– А-у-у-у! Да чтоб меня… – слышу сквозь такой же тихий хохот.
Продолжая задыхаться от веселья, встаю с кровати и направляюсь к ней.
– Такими темпами, Никс, уже к двадцати одному году на тебе не останется ни одного живого места.
Она лежит на полу в шерстяном бабушкином халате и продолжает справляться с болью, а я никак не могу унять раскатистый смех.
– Тихо! Хватит ржать! – шикает малышка, прижимая палец к губам. – Ты сейчас Мэгги разбудишь.
Мой приступ смеха немного угасает. Я хватаю её за руки и рывком поднимаю вверх.
– А-у-у-у! – вновь стонет она.
– Что такое? Нога? – бросаю взгляд на колено. Кровь уже насквозь пропитала пластырь.
– Нет, ладони! – Никс попеременно дует на раны на обеих руках. – Наверное, на мне уже нет ни одного живого места, – устало выдыхает она, но глаза по-прежнему светятся озорными смешинками.
– Как ты вообще умудряешься быть столь неуклюжей по жизни и одновременно умеешь так грациозно танцевать?
Не могу найти причины, но даже в приглушённом свете ночника мне удаётся заметить, как Никс вмиг бледнеет
– Ты в порядке? – озадачиваюсь и вновь сдерживаю себя от порыва коснуться её лица.
Я всегда так делал и до сих пор не видел и капли неловкости в столь невинном жесте, но сегодня я не на шутку удивлён реакцией своего тела и потому до конца не понимаю, как мне следует теперь себя с ней вести.
– Да, всё нормально, просто нужно раны обработать, – нервно сглатывает Никс.
Что же в моих словах её так сильно испугало?
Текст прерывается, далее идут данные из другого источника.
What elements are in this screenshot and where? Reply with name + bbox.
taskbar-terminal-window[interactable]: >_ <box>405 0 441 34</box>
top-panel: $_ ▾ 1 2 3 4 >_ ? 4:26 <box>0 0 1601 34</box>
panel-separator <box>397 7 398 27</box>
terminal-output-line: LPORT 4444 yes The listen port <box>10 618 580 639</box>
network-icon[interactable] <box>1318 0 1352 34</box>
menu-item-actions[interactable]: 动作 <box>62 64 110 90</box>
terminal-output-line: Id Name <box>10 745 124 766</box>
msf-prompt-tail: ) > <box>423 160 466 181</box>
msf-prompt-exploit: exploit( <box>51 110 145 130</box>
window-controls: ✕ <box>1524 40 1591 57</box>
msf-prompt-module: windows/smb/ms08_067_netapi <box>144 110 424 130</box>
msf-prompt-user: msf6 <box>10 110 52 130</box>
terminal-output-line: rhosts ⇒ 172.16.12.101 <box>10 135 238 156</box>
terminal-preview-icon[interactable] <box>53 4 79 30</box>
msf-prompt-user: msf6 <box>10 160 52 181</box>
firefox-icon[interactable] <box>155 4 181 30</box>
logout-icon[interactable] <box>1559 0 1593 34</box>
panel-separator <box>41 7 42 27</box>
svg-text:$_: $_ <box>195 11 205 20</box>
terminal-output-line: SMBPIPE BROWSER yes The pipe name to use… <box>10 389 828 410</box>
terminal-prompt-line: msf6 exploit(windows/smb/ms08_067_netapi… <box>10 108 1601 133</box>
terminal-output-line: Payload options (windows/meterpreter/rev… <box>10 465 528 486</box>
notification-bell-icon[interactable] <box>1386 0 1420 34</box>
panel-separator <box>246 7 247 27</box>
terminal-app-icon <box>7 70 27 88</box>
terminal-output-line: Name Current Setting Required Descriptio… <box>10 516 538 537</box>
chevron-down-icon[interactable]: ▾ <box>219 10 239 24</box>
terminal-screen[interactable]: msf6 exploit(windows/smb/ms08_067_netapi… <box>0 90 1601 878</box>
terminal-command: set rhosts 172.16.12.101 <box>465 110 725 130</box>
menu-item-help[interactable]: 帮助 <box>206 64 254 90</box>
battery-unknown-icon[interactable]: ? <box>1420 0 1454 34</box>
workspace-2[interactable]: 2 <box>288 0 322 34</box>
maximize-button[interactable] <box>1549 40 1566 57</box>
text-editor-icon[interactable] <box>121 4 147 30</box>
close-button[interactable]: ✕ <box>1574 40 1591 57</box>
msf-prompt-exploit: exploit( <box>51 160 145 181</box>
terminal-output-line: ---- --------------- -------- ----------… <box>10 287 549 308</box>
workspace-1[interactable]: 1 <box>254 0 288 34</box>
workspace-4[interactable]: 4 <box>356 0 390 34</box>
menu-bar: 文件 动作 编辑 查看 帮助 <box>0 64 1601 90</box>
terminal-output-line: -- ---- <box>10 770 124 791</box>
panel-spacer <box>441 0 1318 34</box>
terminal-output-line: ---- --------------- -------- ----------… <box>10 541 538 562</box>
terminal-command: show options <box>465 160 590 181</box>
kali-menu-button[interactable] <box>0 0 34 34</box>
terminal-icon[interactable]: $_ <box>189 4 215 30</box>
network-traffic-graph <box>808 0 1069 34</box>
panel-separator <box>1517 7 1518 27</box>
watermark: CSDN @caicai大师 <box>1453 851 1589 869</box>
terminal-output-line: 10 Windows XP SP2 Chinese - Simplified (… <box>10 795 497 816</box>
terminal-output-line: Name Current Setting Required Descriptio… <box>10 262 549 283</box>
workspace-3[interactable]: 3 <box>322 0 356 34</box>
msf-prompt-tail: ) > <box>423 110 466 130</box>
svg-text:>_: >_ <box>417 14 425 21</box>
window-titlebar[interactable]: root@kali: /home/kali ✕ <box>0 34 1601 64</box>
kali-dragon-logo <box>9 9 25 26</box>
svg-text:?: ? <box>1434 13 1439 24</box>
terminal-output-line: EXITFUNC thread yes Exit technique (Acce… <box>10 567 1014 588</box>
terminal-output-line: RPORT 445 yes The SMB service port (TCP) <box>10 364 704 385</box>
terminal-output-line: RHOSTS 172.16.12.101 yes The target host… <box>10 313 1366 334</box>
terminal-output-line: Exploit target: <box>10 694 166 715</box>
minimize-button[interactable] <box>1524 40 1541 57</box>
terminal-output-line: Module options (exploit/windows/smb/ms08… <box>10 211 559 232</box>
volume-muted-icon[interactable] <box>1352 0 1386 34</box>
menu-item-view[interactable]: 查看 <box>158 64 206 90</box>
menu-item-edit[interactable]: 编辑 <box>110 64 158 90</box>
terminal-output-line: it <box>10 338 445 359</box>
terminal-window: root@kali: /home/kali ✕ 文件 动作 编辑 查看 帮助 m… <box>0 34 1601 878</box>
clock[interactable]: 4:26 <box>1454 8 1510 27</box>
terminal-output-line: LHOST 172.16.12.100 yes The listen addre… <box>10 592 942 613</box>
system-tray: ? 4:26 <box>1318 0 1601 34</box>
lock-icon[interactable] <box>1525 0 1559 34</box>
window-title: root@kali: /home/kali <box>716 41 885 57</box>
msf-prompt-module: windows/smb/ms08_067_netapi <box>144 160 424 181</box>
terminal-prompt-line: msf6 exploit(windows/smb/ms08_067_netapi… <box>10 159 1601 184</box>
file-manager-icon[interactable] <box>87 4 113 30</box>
Или это я её пугаю?
Чёрт, как же бесит, что я её «не ощущаю».
– Ладно. Давай, садись, – нарушив несвойственное нам неловкое молчание, я подвигаю её к краю кровати, а сам осматриваю комнату. – Где там твоя мазь?
– На подоконнике. Найдёшь по запаху.
Подхожу к окну, где стоит стеклянная банка с вязкой массой отвратительного болотного цвета, и сразу понимаю, о чём говорит Никс.
– Боже, только не это, – теперь стонать начинаю я, ещё с детства помня пахучий запах бабушкиной целительной мази.
– Да, да, именно она. К выходным мне нужно вернуться на работу. И так пришлось взять отгул на несколько дней, так что выбора у меня нет – надо мазать.
– Выбор есть всегда, Никс. Может, это хороший повод бросить работу в клубе? – вновь начинаю старую балладу, но в этот раз стоит мне только подумать о том, что Никс каждую ночь танцует перед сотнями чужих глаз, виляя своим сочным задом, я ощущаю, как десятки острых иголок вонзаются в грудную клетку.
Я никогда не одобрял её работу в клубе, но сейчас она меня прямо-таки бесит. Даже не сразу замечаю, как от внезапно вспыхнувшей злости чересчур сильно сдавливаю банку в руках.
– Я не хочу, чтобы ты там работала! – твёрдо заявляю я до того, как успеваю обдумать.
Но Никс смотрит на меня совершенно спокойно, и мои слова её нисколько не удивляют, так как слышит их далеко не в первый раз.
– Я тоже много чего не хочу, Остин, но есть такое слово «надо», – ровно отвечает она и тянется к зловонной банке в моих руках.
– Не трогай, я сам! – открываю крышку и еле сдерживаю слёзы от едкой вони.
Вот оно – лучшее лекарство. Не только от ран и ушибов, но и от каменного стояка и ото всех ненужных мыслей.
– Раскрой ладони, – требую я, пытаясь не дышать, и Никс сразу же выполняет.
Медленно, стараясь не причинять лишней боли, я покрываю мазью порезы на её руках, обильно смазывая места, где полностью стёрта кожа.
Сколько раз за долгие годы нашей дружбы я точно так же смазывал её синяки, царапины и другие побои? Не сосчитать! Но почему-то сейчас я чувствую себя будто не в своей тарелке, словно делаю это в первый раз с совершенно другой Николиной, которую совсем не знаю.